« L’idée n’est pas de remplacer les opérateurs privés, mais de proposer un cadre plus sûr, plus commun, qui servira à tout le monde », a martelé le gouverneur. Le constat est d’ailleurs sans appel : imprimer les billets coûte cher, et leur durée de vie dépasse rarement six mois. « Le billet de 100 ariary ne vaut même pas son prix d’impression. Et comme Madagascar n’imprime pas ses propres billets, on paye encore plus cher », souligne le gouverneur de la BFM, Aivo Andrianarivelo, qui voit dans ce virage digital une logique imparable, ne serait-ce que pour soulager le budget de l’Etat.
Réticence
Sur le terrain, les réactions oscillent entre prudence et espoir.
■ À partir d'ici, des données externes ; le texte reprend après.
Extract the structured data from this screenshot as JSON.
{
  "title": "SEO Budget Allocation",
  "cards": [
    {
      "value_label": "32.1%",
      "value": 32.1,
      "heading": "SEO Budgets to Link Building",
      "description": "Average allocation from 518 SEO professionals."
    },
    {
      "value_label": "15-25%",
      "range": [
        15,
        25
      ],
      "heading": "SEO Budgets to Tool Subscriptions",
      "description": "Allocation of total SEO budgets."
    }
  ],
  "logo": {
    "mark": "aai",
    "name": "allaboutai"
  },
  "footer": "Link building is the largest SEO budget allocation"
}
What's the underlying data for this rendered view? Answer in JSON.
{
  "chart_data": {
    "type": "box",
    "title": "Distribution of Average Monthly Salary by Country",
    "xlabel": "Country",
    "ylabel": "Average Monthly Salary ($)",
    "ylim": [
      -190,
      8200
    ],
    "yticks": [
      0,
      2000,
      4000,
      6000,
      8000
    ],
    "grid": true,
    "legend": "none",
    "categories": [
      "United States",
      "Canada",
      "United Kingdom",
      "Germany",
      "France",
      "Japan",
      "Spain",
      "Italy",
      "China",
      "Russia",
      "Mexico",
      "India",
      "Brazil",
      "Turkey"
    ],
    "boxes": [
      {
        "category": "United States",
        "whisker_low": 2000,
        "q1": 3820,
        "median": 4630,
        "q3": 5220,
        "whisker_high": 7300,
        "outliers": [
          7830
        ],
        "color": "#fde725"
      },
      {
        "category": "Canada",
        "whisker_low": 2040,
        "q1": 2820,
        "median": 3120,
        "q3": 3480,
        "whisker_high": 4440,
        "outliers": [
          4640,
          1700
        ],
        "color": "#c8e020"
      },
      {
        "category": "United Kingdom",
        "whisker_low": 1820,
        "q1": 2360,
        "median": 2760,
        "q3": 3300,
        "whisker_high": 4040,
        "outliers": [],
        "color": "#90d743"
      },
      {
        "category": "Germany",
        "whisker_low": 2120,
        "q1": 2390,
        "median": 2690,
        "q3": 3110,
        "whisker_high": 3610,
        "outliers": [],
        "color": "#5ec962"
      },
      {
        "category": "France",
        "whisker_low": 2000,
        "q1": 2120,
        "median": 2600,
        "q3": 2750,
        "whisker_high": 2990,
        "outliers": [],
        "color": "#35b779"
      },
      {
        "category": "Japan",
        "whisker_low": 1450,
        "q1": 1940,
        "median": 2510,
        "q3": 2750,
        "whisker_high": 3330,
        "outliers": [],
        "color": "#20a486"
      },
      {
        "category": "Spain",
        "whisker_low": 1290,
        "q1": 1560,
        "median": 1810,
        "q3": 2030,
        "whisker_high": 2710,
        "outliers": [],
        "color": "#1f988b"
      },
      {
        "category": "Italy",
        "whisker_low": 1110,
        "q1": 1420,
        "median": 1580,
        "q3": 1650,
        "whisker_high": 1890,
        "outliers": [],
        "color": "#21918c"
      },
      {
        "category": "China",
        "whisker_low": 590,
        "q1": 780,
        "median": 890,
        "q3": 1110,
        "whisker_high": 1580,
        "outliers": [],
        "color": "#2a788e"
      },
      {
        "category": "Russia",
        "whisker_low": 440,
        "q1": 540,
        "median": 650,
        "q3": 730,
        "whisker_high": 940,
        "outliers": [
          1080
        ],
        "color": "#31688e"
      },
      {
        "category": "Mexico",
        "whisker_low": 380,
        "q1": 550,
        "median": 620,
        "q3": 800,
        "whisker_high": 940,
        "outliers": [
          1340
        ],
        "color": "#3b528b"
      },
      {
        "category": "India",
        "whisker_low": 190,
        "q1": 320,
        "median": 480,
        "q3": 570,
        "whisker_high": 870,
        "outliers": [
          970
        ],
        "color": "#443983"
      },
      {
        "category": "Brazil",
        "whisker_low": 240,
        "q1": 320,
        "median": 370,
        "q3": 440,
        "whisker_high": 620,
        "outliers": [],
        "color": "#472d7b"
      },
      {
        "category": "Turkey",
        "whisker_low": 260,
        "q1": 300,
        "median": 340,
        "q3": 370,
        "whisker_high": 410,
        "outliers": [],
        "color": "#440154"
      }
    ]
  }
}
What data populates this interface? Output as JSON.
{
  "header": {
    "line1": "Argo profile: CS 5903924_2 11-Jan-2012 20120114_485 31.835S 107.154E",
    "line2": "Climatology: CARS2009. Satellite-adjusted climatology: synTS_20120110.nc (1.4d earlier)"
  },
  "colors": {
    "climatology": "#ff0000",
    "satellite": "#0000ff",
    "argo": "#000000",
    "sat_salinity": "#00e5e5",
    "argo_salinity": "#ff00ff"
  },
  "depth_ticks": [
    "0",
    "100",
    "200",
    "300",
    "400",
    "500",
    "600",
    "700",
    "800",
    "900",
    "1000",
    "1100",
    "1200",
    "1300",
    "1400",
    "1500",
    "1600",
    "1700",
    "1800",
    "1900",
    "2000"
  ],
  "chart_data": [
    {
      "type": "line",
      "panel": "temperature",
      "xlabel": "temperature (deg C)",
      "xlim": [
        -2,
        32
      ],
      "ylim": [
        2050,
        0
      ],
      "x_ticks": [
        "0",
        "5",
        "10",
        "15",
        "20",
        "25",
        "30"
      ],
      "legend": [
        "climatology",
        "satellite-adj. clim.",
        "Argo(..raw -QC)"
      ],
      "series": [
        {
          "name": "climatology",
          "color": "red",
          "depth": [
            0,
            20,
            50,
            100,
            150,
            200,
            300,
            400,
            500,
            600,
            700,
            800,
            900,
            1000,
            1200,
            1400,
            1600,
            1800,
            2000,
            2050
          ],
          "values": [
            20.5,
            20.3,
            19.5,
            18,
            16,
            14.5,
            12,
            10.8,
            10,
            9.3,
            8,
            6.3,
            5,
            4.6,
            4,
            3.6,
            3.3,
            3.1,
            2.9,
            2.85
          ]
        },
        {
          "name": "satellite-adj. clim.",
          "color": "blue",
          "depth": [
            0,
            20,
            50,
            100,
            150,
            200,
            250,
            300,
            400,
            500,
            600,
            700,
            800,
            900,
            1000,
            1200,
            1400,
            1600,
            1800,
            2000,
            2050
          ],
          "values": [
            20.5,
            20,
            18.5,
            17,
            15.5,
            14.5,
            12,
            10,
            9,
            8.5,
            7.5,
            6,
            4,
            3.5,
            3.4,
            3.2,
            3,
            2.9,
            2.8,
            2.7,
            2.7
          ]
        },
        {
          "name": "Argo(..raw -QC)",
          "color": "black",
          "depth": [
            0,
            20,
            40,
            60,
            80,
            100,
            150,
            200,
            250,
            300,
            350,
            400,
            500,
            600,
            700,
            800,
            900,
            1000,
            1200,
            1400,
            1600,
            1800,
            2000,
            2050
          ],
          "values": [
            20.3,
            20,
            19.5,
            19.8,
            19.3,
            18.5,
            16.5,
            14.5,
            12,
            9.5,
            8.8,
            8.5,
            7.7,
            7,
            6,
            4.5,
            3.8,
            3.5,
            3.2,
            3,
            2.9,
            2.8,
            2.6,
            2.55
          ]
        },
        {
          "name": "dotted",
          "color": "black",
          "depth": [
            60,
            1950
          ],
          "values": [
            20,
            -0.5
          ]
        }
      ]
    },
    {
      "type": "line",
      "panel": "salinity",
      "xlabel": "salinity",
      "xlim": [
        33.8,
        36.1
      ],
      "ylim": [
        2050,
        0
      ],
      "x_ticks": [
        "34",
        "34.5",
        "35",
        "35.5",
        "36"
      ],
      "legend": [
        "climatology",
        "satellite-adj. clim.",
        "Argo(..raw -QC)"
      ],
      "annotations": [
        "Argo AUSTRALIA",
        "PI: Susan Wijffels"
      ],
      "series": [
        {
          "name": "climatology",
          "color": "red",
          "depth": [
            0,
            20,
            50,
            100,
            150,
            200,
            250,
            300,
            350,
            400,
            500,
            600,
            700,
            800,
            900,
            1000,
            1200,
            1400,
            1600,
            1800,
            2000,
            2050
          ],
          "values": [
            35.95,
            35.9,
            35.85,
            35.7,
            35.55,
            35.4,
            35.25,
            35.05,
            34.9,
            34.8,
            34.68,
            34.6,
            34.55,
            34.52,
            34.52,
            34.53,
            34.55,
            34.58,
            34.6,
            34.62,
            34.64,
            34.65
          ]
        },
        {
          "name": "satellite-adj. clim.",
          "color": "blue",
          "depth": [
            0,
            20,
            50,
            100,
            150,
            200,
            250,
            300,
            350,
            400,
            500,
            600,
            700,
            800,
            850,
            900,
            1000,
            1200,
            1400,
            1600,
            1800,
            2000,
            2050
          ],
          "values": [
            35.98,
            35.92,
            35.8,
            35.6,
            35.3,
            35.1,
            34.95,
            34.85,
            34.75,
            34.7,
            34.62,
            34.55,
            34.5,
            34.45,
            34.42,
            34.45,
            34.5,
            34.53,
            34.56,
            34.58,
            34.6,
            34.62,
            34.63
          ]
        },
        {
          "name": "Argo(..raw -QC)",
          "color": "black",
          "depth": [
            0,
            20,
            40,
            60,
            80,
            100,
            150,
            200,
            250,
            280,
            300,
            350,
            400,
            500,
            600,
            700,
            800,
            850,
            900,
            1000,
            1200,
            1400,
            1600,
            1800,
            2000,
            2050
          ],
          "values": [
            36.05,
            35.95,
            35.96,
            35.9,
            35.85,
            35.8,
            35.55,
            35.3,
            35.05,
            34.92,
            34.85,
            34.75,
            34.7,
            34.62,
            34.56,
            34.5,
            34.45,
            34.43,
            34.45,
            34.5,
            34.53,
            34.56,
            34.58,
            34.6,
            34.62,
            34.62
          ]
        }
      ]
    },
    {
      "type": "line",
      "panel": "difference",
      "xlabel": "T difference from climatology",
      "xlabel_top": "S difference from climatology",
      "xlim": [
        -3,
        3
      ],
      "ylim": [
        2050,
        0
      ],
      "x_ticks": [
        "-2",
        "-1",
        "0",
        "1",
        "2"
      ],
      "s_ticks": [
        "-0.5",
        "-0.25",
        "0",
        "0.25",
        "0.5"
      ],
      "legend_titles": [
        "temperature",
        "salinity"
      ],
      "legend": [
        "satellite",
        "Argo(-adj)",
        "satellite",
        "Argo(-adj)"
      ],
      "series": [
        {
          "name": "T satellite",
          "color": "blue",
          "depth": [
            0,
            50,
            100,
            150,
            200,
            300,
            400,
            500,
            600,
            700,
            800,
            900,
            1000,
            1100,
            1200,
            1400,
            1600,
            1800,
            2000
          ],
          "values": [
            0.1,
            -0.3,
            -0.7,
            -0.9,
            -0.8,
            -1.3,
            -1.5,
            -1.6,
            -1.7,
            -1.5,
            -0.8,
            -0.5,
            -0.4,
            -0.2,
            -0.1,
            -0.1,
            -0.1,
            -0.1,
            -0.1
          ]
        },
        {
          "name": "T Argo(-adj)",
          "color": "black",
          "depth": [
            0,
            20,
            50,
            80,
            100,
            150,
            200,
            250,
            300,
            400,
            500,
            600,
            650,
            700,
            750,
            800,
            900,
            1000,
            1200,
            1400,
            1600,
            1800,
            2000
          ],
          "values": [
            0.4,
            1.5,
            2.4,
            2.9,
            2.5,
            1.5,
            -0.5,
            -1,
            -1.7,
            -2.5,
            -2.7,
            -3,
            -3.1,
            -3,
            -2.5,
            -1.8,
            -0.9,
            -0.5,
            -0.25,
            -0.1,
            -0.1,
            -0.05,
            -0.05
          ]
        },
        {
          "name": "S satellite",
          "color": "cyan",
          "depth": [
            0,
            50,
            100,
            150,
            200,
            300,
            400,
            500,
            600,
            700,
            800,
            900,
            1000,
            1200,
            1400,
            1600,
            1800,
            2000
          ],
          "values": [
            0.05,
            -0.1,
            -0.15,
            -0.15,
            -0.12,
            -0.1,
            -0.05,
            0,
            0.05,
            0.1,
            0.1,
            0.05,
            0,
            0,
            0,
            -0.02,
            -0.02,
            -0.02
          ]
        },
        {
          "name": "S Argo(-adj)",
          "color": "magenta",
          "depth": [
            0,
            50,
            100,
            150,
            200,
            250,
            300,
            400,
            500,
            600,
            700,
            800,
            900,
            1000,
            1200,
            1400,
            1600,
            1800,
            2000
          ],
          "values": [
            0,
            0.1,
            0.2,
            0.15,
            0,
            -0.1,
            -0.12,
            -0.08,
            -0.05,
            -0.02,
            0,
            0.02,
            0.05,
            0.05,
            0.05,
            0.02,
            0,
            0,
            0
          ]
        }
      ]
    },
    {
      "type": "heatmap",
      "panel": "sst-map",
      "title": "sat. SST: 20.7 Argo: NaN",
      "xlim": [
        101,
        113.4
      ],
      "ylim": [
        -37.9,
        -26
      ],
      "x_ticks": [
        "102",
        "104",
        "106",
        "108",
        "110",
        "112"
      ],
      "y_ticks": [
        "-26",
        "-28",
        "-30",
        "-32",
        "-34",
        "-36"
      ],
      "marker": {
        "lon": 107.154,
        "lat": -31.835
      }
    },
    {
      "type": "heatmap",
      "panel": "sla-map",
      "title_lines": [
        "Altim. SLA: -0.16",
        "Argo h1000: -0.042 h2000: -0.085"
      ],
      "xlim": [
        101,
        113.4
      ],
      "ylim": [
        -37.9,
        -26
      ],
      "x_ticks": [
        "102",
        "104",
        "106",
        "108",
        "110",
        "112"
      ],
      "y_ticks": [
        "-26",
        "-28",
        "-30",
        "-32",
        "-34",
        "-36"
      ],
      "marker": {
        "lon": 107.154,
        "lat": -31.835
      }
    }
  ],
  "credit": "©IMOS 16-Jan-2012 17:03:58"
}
Dans le centre-ville d’Analakely, Fara, une commerçante de 43 ans, reste sceptique : « On nous parle encore de trucs numériques alors que l’électricité est coupée tous les jours. Comment on va faire ? ».
Plus au sud, à Itaosy, Solofo, jeune développeur dans une start-up locale, y voit au contraire « une avancée historique si c’est bien fait, surtout pour ceux qui n’ont pas accès aux banques classiques ». Cependant, les enjeux sont multiples pour rassurer les utilisateurs, collaborer avec les opérateurs mobiles, sécuriser les transactions, mais aussi convaincre les plus réticents. Car malgré l’élan affiché, certains économistes craignent une fracture encore plus grande entre les zones connectées et les autres. « Si la BFM veut vraiment réussir, elle devra accompagner l’"e-Ariary" d’un grand plan d’éducation numérique, sinon cela restera un gadget pour les grandes villes », explique un opérateur dans le domaine du paiement électronique, venu assister à la présentation d’hier soir. Reste aussi à savoir si le public fera confiance à une monnaie qui n’a pas de forme palpable. Bref, la révolution est peut-être en marche, mais elle n’est pas encore dans toutes les poches.